We used to catch fish like that, too! (laughter). Just throw 'em in the water and it'd blow 'em out. We had a lot of fun with that.

But, later on, you know, we couldn't get no more of that, they cut us off of that stuff! (laughter)

We was just used to loot around...Vern Robinson, the Marshall, doing that. But I used to follow this one kid, you know follow these tracks in the warehouse.

And then they didn't know I was there, really. I hid in an old clothes, you know old clothes, you know a big hamper, I hid in that thing.

I had my dog with me, he was trying to growl, and I kept holding his mouth. And I hid away real good. And all the guys, "Okay, Leonty, you came come out now." They didn't even know I was there! (laughter)

They said you can come out now. I had to come out. And then they told us "You'd better go home and have your dad spank you guys." (laughter). We’re gonna tell the Marshall, you know. When I went home, my dad just sent me back out to get some more stuff.

(laughter) . He didn't even spank me neither. We hid all our stuff away, they had us in a jeep, you know. I just put all of my stuff underneath the chair in the Jeep, just wouldn't, finally they all come searching.

"Where's all the stuff you got?" I didn't have nothing, it was all in the Jeep, they went across on the inside .... They didn't know we had it.
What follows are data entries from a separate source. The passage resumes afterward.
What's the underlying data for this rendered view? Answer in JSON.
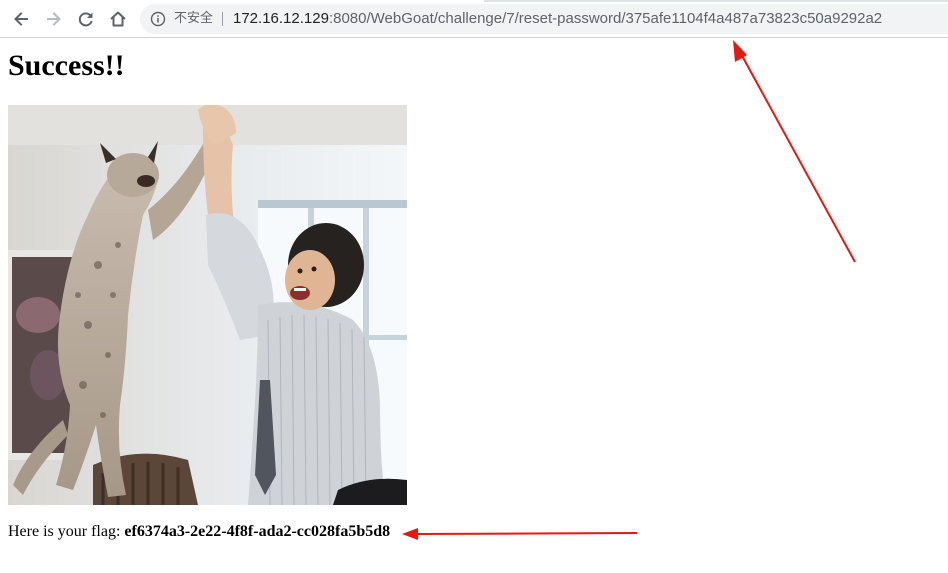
{
  "browser": {
    "nav_icons": [
      "back-arrow-icon",
      "forward-arrow-icon",
      "reload-icon",
      "home-icon"
    ],
    "security_icon": "info-icon",
    "security_text": "不安全",
    "url_host": "172.16.12.129",
    "url_rest": ":8080/WebGoat/challenge/7/reset-password/375afe1104f4a487a73823c50a9292a2"
  },
  "page": {
    "title": "Success!!",
    "flag_prefix": "Here is your flag: ",
    "flag_value": "ef6374a3-2e22-4f8f-ada2-cc028fa5b5d8"
  },
  "colors": {
    "annotation_arrow": "#e8170f",
    "omnibox_bg": "#f1f3f4",
    "icon_gray": "#5f6368"
  }
}
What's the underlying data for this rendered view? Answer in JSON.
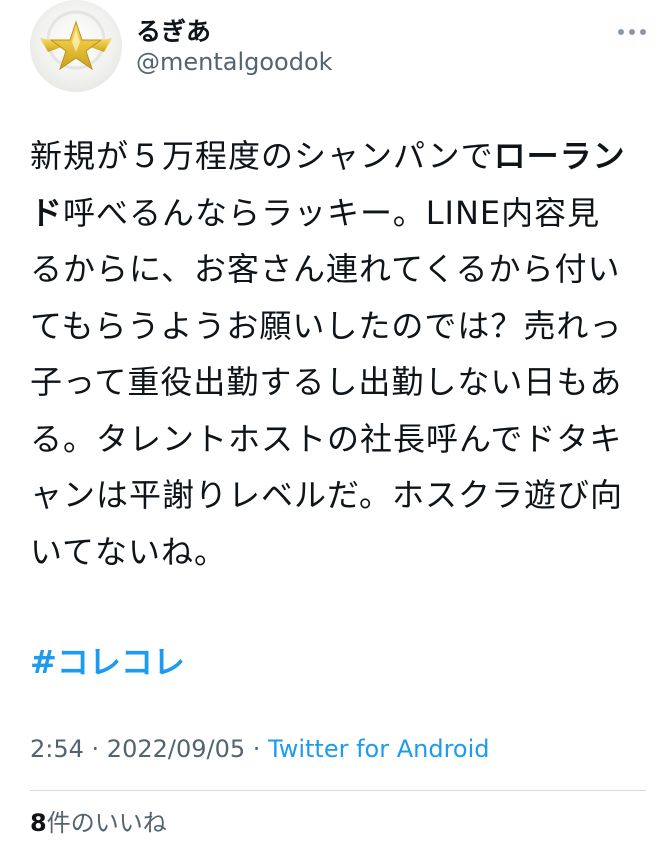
{
  "author": {
    "display_name": "るぎあ",
    "handle": "@mentalgoodok",
    "avatar_icon": "gold-star-emblem-icon"
  },
  "menu": {
    "icon": "more-horizontal-icon"
  },
  "tweet": {
    "text_part1": "新規が５万程度のシャンパンで",
    "bold_name": "ローランド",
    "text_part2": "呼べるんならラッキー。LINE内容見るからに、お客さん連れてくるから付いてもらうようお願いしたのでは？売れっ子って重役出勤するし出勤しない日もある。タレントホストの社長呼んでドタキャンは平謝りレベルだ。ホスクラ遊び向いてないね。",
    "hashtag": "#コレコレ"
  },
  "meta": {
    "time": "2:54",
    "sep1": " · ",
    "date": "2022/09/05",
    "sep2": " · ",
    "source": "Twitter for Android"
  },
  "stats": {
    "likes_count": "8",
    "likes_label": "件のいいね"
  },
  "colors": {
    "link": "#1d9bf0",
    "secondary_text": "#536471",
    "primary_text": "#0f1419",
    "avatar_gold": "#e8c23a"
  }
}
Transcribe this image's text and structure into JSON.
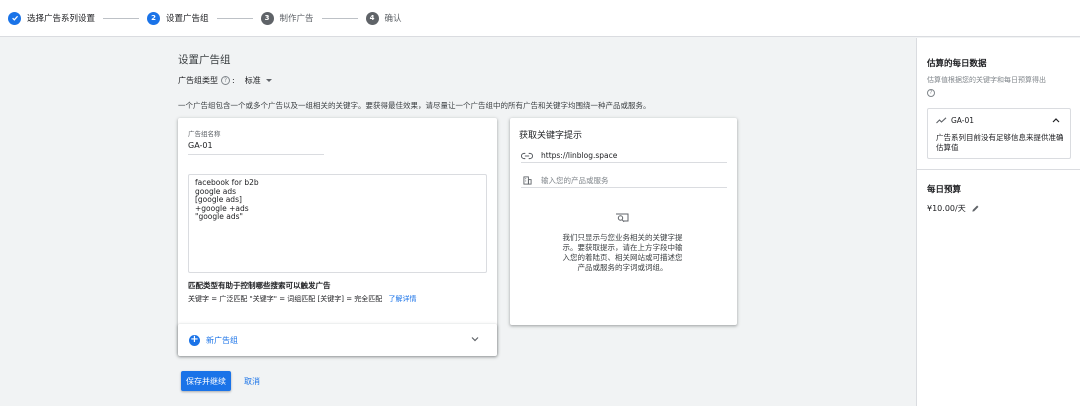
{
  "stepper": {
    "steps": [
      {
        "number": "",
        "label": "选择广告系列设置",
        "state": "done"
      },
      {
        "number": "2",
        "label": "设置广告组",
        "state": "active"
      },
      {
        "number": "3",
        "label": "制作广告",
        "state": "pending"
      },
      {
        "number": "4",
        "label": "确认",
        "state": "pending"
      }
    ]
  },
  "main": {
    "title": "设置广告组",
    "type_label": "广告组类型",
    "type_help": "?",
    "type_value": "标准",
    "description": "一个广告组包含一个或多个广告以及一组相关的关键字。要获得最佳效果，请尽量让一个广告组中的所有广告和关键字均围绕一种产品或服务。",
    "group_name_label": "广告组名称",
    "group_name_value": "GA-01",
    "keywords": [
      "facebook for b2b",
      "google ads",
      "[google ads]",
      "+google +ads",
      "\"google ads\""
    ],
    "match_title": "匹配类型有助于控制哪些搜索可以触发广告",
    "match_rule": "关键字 = 广泛匹配  \"关键字\" = 词组匹配  [关键字] = 完全匹配",
    "learn_more": "了解详情",
    "new_group_label": "新广告组",
    "save_button": "保存并继续",
    "cancel_button": "取消"
  },
  "suggestions": {
    "title": "获取关键字提示",
    "url_value": "https://linblog.space",
    "product_placeholder": "输入您的产品或服务",
    "empty_text": "我们只显示与您业务相关的关键字提示。要获取提示，请在上方字段中输入您的着陆页、相关网站或可描述您产品或服务的字词或词组。"
  },
  "sidebar": {
    "title": "估算的每日数据",
    "description": "估算值根据您的关键字和每日预算得出",
    "help": "?",
    "group_card_name": "GA-01",
    "group_card_text": "广告系列目前没有足够信息来提供准确估算值",
    "budget_title": "每日预算",
    "budget_value": "¥10.00/天"
  },
  "colors": {
    "accent": "#1a73e8",
    "pending_step": "#5f6368",
    "background": "#f1f3f4"
  }
}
All I had was these gloves, and uh...we used to have a lot of games here too. The Army, we used to loot around upstairs, look around for stuff.

Then we'd go out camping on Summer Bay, and then we'd tell stories. Real spooky stories, you know. I'd be sitting around -- well, I was young, too, you know, but then I was scared.
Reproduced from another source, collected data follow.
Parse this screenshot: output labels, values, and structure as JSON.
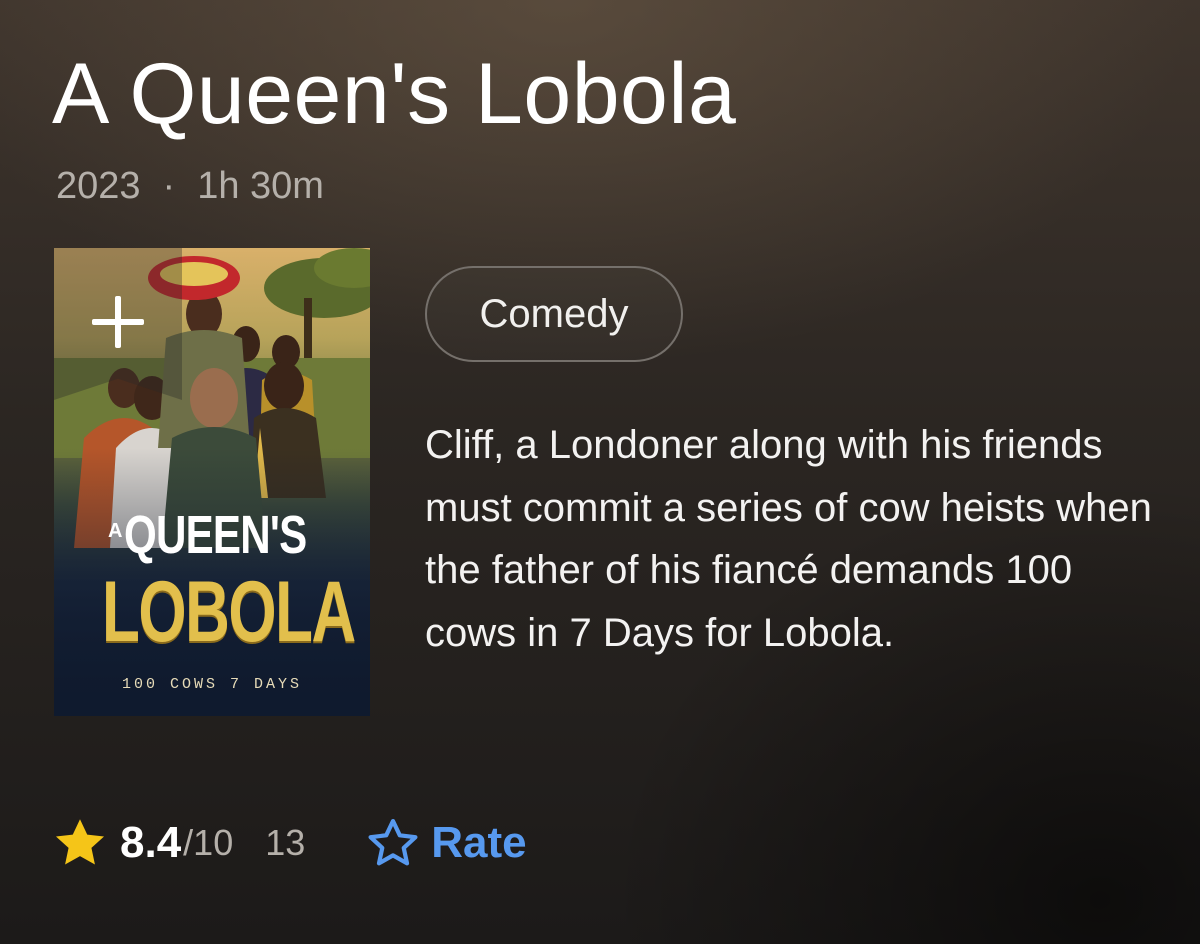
{
  "title": "A Queen's Lobola",
  "meta": {
    "year": "2023",
    "separator": "·",
    "runtime": "1h 30m"
  },
  "poster": {
    "title_small": "A",
    "title_line1": "QUEEN'S",
    "title_line2": "LOBOLA",
    "tagline": "100 COWS 7 DAYS",
    "watchlist_icon": "plus-icon"
  },
  "genres": [
    "Comedy"
  ],
  "plot": "Cliff, a Londoner along with his friends must commit a series of cow heists when the father of his fiancé demands 100 cows in 7 Days for Lobola.",
  "rating": {
    "score": "8.4",
    "max": "/10",
    "votes": "13",
    "rate_label": "Rate",
    "star_icon": "star-icon",
    "rate_icon": "star-outline-icon",
    "colors": {
      "star": "#f5c518",
      "rate": "#5799ef"
    }
  }
}
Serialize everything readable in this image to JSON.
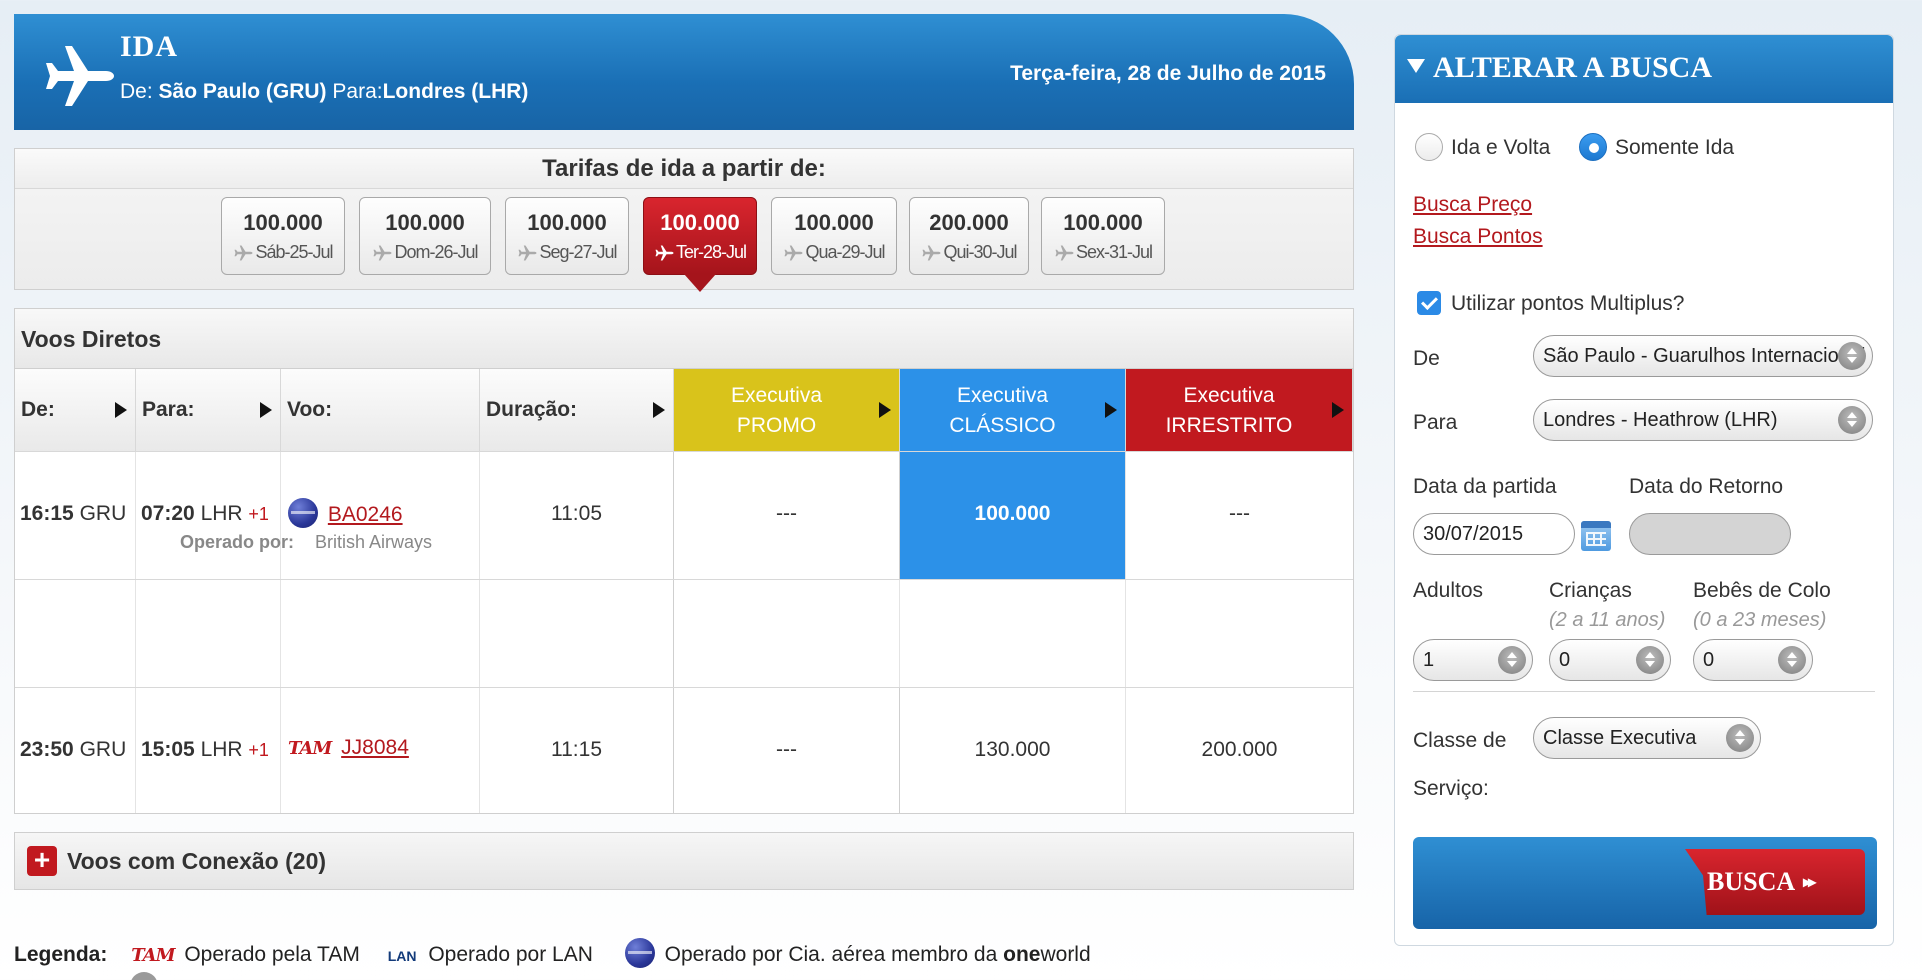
{
  "header": {
    "title": "IDA",
    "route_from_label": "De:",
    "route_from": "São Paulo (GRU)",
    "route_to_label": "Para:",
    "route_to": "Londres (LHR)",
    "date": "Terça-feira, 28 de Julho de 2015"
  },
  "fares": {
    "title": "Tarifas de ida a partir de:",
    "items": [
      {
        "value": "100.000",
        "date": "Sáb-25-Jul",
        "active": false
      },
      {
        "value": "100.000",
        "date": "Dom-26-Jul",
        "active": false
      },
      {
        "value": "100.000",
        "date": "Seg-27-Jul",
        "active": false
      },
      {
        "value": "100.000",
        "date": "Ter-28-Jul",
        "active": true
      },
      {
        "value": "100.000",
        "date": "Qua-29-Jul",
        "active": false
      },
      {
        "value": "200.000",
        "date": "Qui-30-Jul",
        "active": false
      },
      {
        "value": "100.000",
        "date": "Sex-31-Jul",
        "active": false
      }
    ]
  },
  "direct": {
    "title": "Voos Diretos",
    "columns": {
      "de": "De:",
      "para": "Para:",
      "voo": "Voo:",
      "duracao": "Duração:",
      "promo_l1": "Executiva",
      "promo_l2": "PROMO",
      "classico_l1": "Executiva",
      "classico_l2": "CLÁSSICO",
      "irrestrito_l1": "Executiva",
      "irrestrito_l2": "IRRESTRITO"
    },
    "rows": [
      {
        "dep_time": "16:15",
        "dep_airport": "GRU",
        "arr_time": "07:20",
        "arr_airport": "LHR",
        "plus": "+1",
        "flight": "BA0246",
        "operated_label": "Operado por:",
        "operated_by": "British Airways",
        "duration": "11:05",
        "promo": "---",
        "classico": "100.000",
        "irrestrito": "---"
      },
      {
        "dep_time": "23:50",
        "dep_airport": "GRU",
        "arr_time": "15:05",
        "arr_airport": "LHR",
        "plus": "+1",
        "carrier_logo": "TAM",
        "flight": "JJ8084",
        "duration": "11:15",
        "promo": "---",
        "classico": "130.000",
        "irrestrito": "200.000"
      }
    ]
  },
  "connections": {
    "label": "Voos com Conexão (20)"
  },
  "legend": {
    "label": "Legenda:",
    "tam_logo": "TAM",
    "tam": "Operado pela TAM",
    "lan_logo": "LAN",
    "lan": "Operado por LAN",
    "oneworld_prefix": "Operado por Cia. aérea membro da ",
    "oneworld_bold": "one",
    "oneworld_suffix": "world"
  },
  "sidebar": {
    "title": "ALTERAR A BUSCA",
    "trip_roundtrip": "Ida e Volta",
    "trip_oneway": "Somente Ida",
    "link_price": "Busca Preço",
    "link_points": "Busca Pontos",
    "use_points": "Utilizar pontos Multiplus?",
    "from_label": "De",
    "from_value": "São Paulo - Guarulhos Internacional",
    "to_label": "Para",
    "to_value": "Londres - Heathrow (LHR)",
    "depart_label": "Data da partida",
    "return_label": "Data do Retorno",
    "depart_value": "30/07/2015",
    "adults_label": "Adultos",
    "children_label": "Crianças",
    "children_hint": "(2 a 11 anos)",
    "infants_label": "Bebês de Colo",
    "infants_hint": "(0 a 23 meses)",
    "adults_value": "1",
    "children_value": "0",
    "infants_value": "0",
    "class_label_1": "Classe de",
    "class_label_2": "Serviço:",
    "class_value": "Classe Executiva",
    "search_button": "BUSCA"
  },
  "colors": {
    "header_blue": "#1a6fb5",
    "promo": "#d9c31b",
    "classico": "#2c91e8",
    "irrestrito": "#c1191f",
    "active_fare": "#c1191f"
  },
  "icons": [
    "airplane-icon",
    "calendar-icon",
    "oneworld-icon",
    "plus-icon",
    "dropdown-icon",
    "checkbox-icon",
    "radio-icon"
  ]
}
But then I heard this noise on the top of the roof. Boy everyone was sitting there, boy, everyone covered themselves up real quick, you know and boy were we scared and it was all the old fox on top of the roof! (laughter).
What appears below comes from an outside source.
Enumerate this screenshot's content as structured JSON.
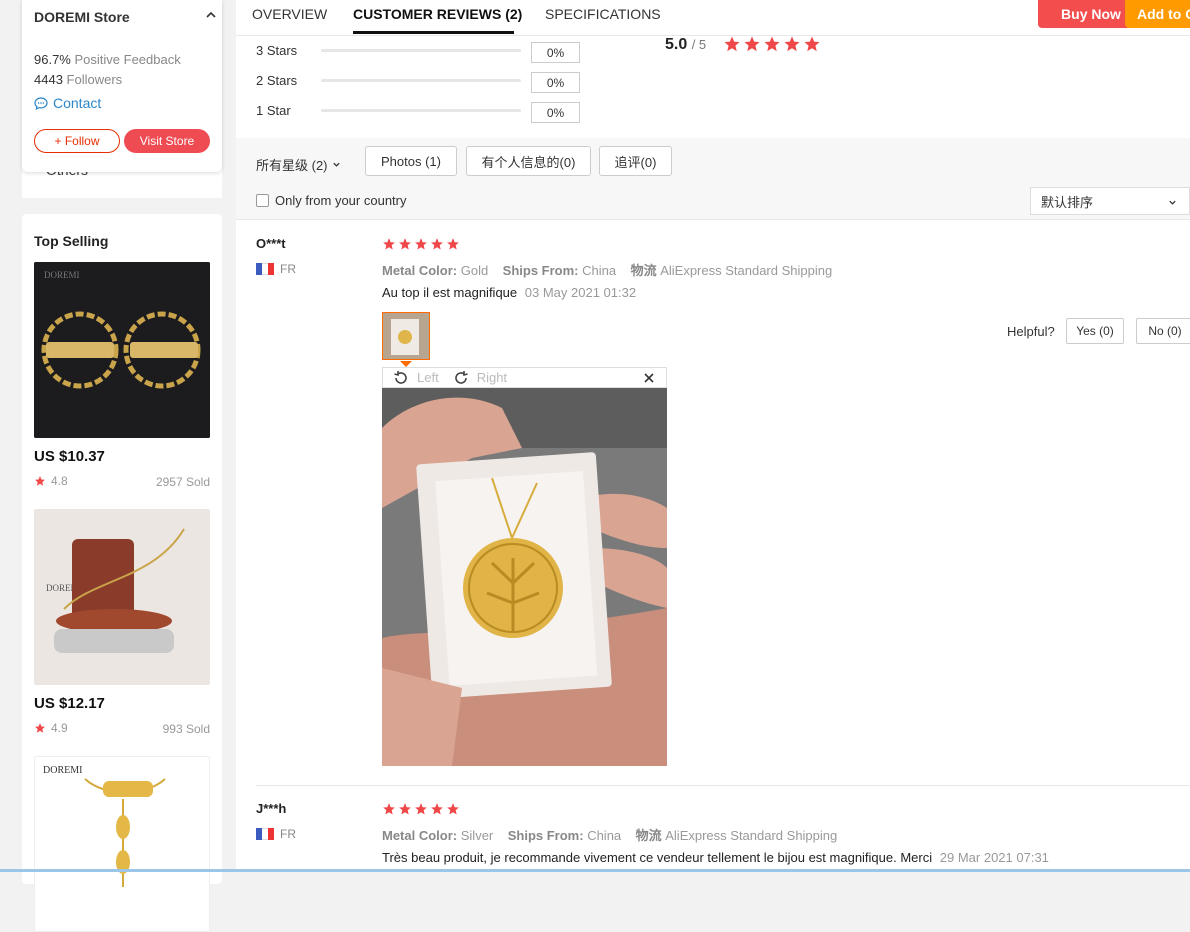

We thought it was something really weird out there. We were even scared to go to the bathroom out there. I was with these other young kids, Paul [?], we had this little copper tube, we used to go to the bathroom, that’s what we used so we wouldn't have to go outside (laughter) .

We be scared to go outside. They said there were Outside Men, so we were just scared to go out there. We just stayed, we didn't open the door, if somebody opened the door, we always had our shotgun pointing towards the door (laughter).

We had a lot of fun down there. But, I enjoyed, during the war, you know, but then, uh. Well, we used to play war all the time, golly, you see a movie, then you go play war.

Well, I got spanking for that, too. We were up on top of haystack, well we didn't know these planes were coming down, you know and we were just playing war, you know, running up there.

My dad was right behind, boy he really, really spanked me real hard. We thought they were just playing war, and didn't think they were really shooting, you know. We didn't know, we didn't know about war. We were really dumb.

Really playing around. And then they finally told us to stay away from the hills, so we had to stay down. But I was in the little -- we used to have these little -- well we used to have outhouses, but they used have a little chamber.

I was sitting in one one time, they had to pack me out of the whole thing (laughter). Put me in a dug out. You can hear these things actually drop on your, when they come over, you can hear these shells dropping down, the empty cartridges, you hear them come down.

AUDIENCE MEMBER: How old were you? LEONTY MERCULIEFF: I was really young then. I was 7 when I went down to Burnett's.

I must have been around 6, I guess. No that was after the war, though, when we come back here, '45. But when I was younger, we used to have a lot of fun here.

We even find to these old [wall lockets???], and make a little boat out of them, you know. Put alot of tar, and then, the we'd tug boat and be rowing along and suddenly the bottom would fall out and we'd all be scrambling along trying to get out.

We use to have a lot of fun. But I used to be scared of outside men, they used to tell about "Outside Men".

My dad told me there's no outside men. I didn't believe him, though (laughs).